To find the work done by the gas when it goes from state A to state B, we can look at the definition of work done on or by a gas in a thermodynamic process. For a quasi-static process, the work done $$ W $$ is given by the integral of the pressure $$ P $$ with respect to the volume $$ V $$:

$$ W = \int_{V_1}^{V_2} P dV $$

Given the relationship $$ PV^{\frac{3}{2}} = K $$, we can solve for $$ P $$:

$$ P = \frac{K}{V^{\frac{3}{2}}} $$

Now, substitute $$ P $$ into the work integral and evaluate it:

$$ W = \int_{V_1}^{V_2} \frac{K}{V^{\frac{3}{2}}} dV = K \int_{V_1}^{V_2} V^{-\frac{3}{2}} dV $$

To integrate this, we'll use the power rule for integration.
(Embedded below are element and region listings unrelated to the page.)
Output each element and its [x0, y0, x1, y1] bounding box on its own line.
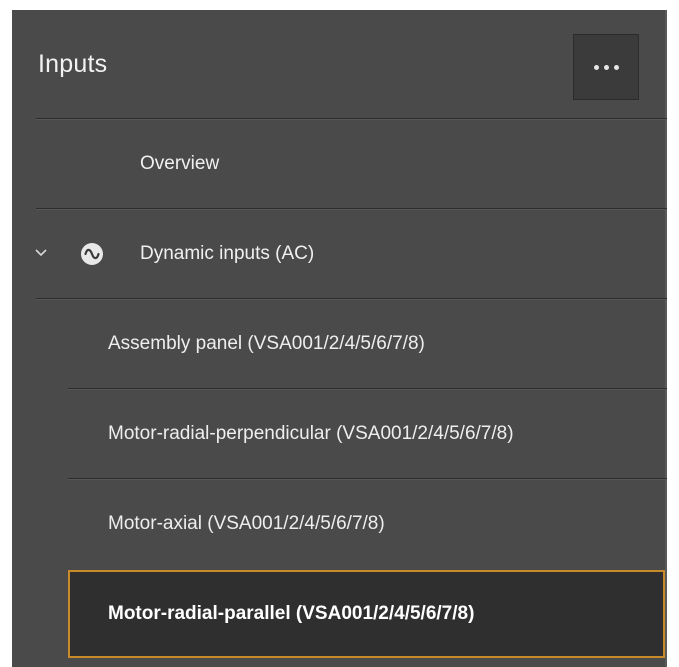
ac-sine-icon — [81, 243, 103, 265]
nav-item-label: Motor-radial-perpendicular (VSA001/2/4/5… — [108, 423, 514, 444]
more-dot-icon — [603, 64, 609, 70]
nav-item-motor-radial-perpendicular[interactable]: Motor-radial-perpendicular (VSA001/2/4/5… — [68, 390, 667, 478]
panel-title: Inputs — [38, 50, 108, 78]
header-divider — [36, 118, 667, 119]
more-dot-icon — [593, 64, 599, 70]
more-options-button[interactable] — [573, 34, 639, 100]
nav-item-label: Motor-axial (VSA001/2/4/5/6/7/8) — [108, 513, 385, 534]
nav-item-overview[interactable]: Overview — [12, 120, 667, 208]
more-dot-icon — [613, 64, 619, 70]
chevron-down-icon[interactable] — [34, 246, 48, 260]
nav-item-assembly-panel[interactable]: Assembly panel (VSA001/2/4/5/6/7/8) — [68, 300, 667, 388]
nav-item-motor-radial-parallel[interactable]: Motor-radial-parallel (VSA001/2/4/5/6/7/… — [68, 570, 665, 658]
group-divider — [36, 298, 667, 299]
nav-group-label: Dynamic inputs (AC) — [140, 243, 315, 264]
nav-item-label: Assembly panel (VSA001/2/4/5/6/7/8) — [108, 333, 425, 354]
nav-group-dynamic-inputs[interactable]: Dynamic inputs (AC) — [12, 210, 667, 298]
inputs-panel: Inputs Overview Dynamic inputs (AC) Asse… — [12, 10, 667, 667]
item-divider — [68, 478, 667, 479]
nav-item-label: Overview — [140, 153, 220, 174]
nav-item-motor-axial[interactable]: Motor-axial (VSA001/2/4/5/6/7/8) — [68, 480, 667, 568]
panel-header: Inputs — [12, 10, 667, 118]
item-divider — [68, 388, 667, 389]
overview-divider — [36, 208, 667, 209]
nav-item-label: Motor-radial-parallel (VSA001/2/4/5/6/7/… — [108, 603, 475, 624]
The integral of $$ V^{-\frac{3}{2}} $$ is $$ -2V^{-\frac{1}{2}} $$, so the work done is:

$$ W = K \left[-2V^{-\frac{1}{2}}\right]_{V_1}^{V_2} = K \left(-2V_2^{-\frac{1}{2}} + 2V_1^{-\frac{1}{2}} \right) $$

We can rewrite $$ V^{-\frac{1}{2}} $$ as $$ \frac{1}{\sqrt{V}} $$:

$$ W = K \left(-2\frac{1}{\sqrt{V_2}} + 2\frac{1}{\sqrt{V_1}} \right) $$

Since $$ P_2V_2^{\frac{3}{2}} = K $$ and $$ P_1V_1^{\frac{3}{2}} = K $$, we can express $$ K $$ in terms of $$ P_1 $$ and $$ V_1 $$ (or $$ P_2 $$ and $$ V_2 $$, but we’ll use $$ P_1 $$ and $$ V_1 $$ for now):

$$ W = P_1V_1^{\frac{3}{2}} \left(-2\frac{1}{\sqrt{V_2}} + 2\frac{1}{\sqrt{V_1}} \right) $$

$$ W = -2P_1V_1\sqrt{V_1}\frac{1}{\sqrt{V_2}} + 2P_1V_1\sqrt{V_1}\frac{1}{\sqrt{V_1}} $$

$$ W = -2P_1V_1\frac{\sqrt{V_1}}{\sqrt{V_2}} + 2P_1V_1 $$

Since $$ \frac{\sqrt{V_1}}{\sqrt{V_2}} = \sqrt{\frac{V_1}{V_2}} $$, and recalling $$ P_2V_2^{\frac{3}{2}} = K $$ once more:

$$ W = -2P_1V_1\sqrt{\frac{V_1}{V_2}} + 2P_1V_1 $$

$$ W = -2 \frac{P_1V_1^{\frac{3}{2}}}{\sqrt{V_2}} + 2P_1V_1 $$

Putting $$ P_1V_1^{\frac{3}{2}} $$ back as $$ K $$:

$$ W = -2\frac{K}{\sqrt{V_2}} + 2P_1V_1 $$

$$ W = -2P_2V_2 \sqrt{V_2}\frac{1}{\sqrt{V_2}} + 2P_1V_1 $$

$$ W = -2P_2V_2 + 2P_1V_1 $$

So the work done is:

$$ W = 2P_1V_1 - 2P_2V_2 $$

Therefore, the correct answer matching the given options is:

Option D: $$ 2\left(\mathrm{P}_1 \mathrm{~V}_1-\mathrm{P}_2 \mathrm{~V}_2\right) $$

Shortcut :

For $\mathrm{PV}^{\mathrm{x}}=$ constant

If work done by gas is asked then

$$ \begin{aligned} \mathrm{W} & =\frac{\mathrm{nR} \Delta \mathrm{T}}{1-\mathrm{x}} \\\\ & \text { Here } \mathrm{x}=\frac{3}{2} \\\\ \therefore \mathrm{W} & =\frac{\mathrm{P}_2 \mathrm{~V}_2-\mathrm{P}_1 \mathrm{~V}_1}{-\frac{1}{2}} \\\\ = & 2\left(\mathrm{P}_1 \mathrm{~V}_1-\mathrm{P}_2 \mathrm{~V}_2\right) \end{aligned} $$